La investigación de Prison Insider indicó que en ciertas ocasiones, los intérpretes distorsionaron confesiones, lo que causó condenas injustas.
Este país posee una de las normativas sobre drogas más severas del mundo. La pena capital se aplica, en su mayor parte, en temas de narcotráfico, con fusilamientos ejecutados.
Los prisioneros sentenciados son informados con 72 horas de anticipación antes de ser trasladados, encadenados y con los ojos cubiertos, a un claro en la selva para ser fusilados.
Son sujetos a un pilar de madera, donde pueden optar por estar de pie, sentados o de rodillas. Posteriormente, se les coloca un delantal blanco con una diana roja sobre el torso y se les ofrece la alternativa de seguir con los ojos cubiertos, según lo informado por Daily Mail.

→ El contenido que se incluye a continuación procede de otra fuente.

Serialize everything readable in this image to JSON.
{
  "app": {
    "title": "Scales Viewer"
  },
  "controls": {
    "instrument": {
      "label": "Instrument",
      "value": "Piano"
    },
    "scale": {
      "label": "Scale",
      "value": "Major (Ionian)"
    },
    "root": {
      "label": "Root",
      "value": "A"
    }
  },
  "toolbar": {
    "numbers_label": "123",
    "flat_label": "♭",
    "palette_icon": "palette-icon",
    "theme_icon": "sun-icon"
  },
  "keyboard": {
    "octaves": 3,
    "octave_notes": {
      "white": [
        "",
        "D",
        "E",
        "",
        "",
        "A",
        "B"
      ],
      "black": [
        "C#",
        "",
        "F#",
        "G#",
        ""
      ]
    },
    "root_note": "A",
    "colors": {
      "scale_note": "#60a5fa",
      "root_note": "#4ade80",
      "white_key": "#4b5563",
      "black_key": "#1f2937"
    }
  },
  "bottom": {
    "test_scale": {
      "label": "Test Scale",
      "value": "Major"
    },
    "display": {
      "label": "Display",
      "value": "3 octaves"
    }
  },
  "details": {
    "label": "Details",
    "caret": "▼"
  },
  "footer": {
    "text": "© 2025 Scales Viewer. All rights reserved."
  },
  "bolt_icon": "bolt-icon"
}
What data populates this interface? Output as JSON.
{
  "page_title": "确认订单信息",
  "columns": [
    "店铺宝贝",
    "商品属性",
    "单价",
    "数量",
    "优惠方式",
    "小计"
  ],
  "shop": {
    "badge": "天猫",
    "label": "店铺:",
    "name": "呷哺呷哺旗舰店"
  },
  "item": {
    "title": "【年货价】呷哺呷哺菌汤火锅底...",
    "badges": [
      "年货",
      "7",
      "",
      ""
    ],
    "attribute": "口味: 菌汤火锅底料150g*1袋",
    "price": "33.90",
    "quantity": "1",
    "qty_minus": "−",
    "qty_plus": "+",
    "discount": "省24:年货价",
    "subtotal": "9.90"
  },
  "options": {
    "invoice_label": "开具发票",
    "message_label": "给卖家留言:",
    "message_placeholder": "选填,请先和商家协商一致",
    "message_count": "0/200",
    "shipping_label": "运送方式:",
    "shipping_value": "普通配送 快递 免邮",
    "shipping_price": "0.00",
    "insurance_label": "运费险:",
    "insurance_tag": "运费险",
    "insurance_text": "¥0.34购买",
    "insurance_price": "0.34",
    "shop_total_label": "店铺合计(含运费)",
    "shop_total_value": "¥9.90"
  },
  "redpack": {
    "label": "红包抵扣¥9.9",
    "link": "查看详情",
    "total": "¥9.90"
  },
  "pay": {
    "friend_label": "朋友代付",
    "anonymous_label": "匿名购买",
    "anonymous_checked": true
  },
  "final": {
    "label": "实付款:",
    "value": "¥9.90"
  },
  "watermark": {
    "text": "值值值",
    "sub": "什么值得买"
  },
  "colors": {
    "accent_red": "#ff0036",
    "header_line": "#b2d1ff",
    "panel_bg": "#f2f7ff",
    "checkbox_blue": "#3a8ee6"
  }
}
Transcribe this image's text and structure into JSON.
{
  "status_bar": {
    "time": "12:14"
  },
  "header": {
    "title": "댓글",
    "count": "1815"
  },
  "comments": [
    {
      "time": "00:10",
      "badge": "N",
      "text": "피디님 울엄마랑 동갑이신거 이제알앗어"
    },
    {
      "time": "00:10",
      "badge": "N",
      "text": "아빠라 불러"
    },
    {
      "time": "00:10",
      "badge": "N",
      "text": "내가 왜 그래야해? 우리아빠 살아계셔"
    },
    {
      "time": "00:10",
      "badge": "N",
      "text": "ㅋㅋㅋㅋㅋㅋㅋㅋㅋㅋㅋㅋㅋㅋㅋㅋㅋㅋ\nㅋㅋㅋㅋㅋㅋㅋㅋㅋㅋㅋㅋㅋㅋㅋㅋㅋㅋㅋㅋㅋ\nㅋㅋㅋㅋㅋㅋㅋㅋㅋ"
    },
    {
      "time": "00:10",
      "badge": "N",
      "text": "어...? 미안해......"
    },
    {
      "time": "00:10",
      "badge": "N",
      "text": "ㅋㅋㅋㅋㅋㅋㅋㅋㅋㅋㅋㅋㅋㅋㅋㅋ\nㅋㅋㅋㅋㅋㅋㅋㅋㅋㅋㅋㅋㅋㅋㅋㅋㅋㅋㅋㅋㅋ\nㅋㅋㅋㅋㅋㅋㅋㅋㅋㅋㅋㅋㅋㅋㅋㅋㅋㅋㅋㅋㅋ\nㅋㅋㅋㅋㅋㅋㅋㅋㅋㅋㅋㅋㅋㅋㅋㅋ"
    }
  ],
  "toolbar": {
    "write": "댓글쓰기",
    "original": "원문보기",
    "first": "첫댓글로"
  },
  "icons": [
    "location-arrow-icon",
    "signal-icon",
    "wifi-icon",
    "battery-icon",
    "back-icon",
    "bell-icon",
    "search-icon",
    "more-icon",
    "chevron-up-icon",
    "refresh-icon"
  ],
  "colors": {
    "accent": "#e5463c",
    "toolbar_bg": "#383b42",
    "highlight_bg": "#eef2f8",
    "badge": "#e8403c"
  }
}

Un grupo de tiradores, elegidos de la Brigada Móvil de la policía, dispara al unísono al corazón del condenado. De acuerdo con The Straits Times, un medio de Singapur, estos oficiales tienen entre 20 y 30 años y reciben un entrenamiento específico para garantizar que no fallen. En la mayoría de las ocasiones, el deceso se produce en menos de un minuto.
A pesar de las críticas internacionales, Indonesia sostiene su política de ejecuciones, argumentando que las penas drásticas son esenciales para combatir el tráfico de drogas.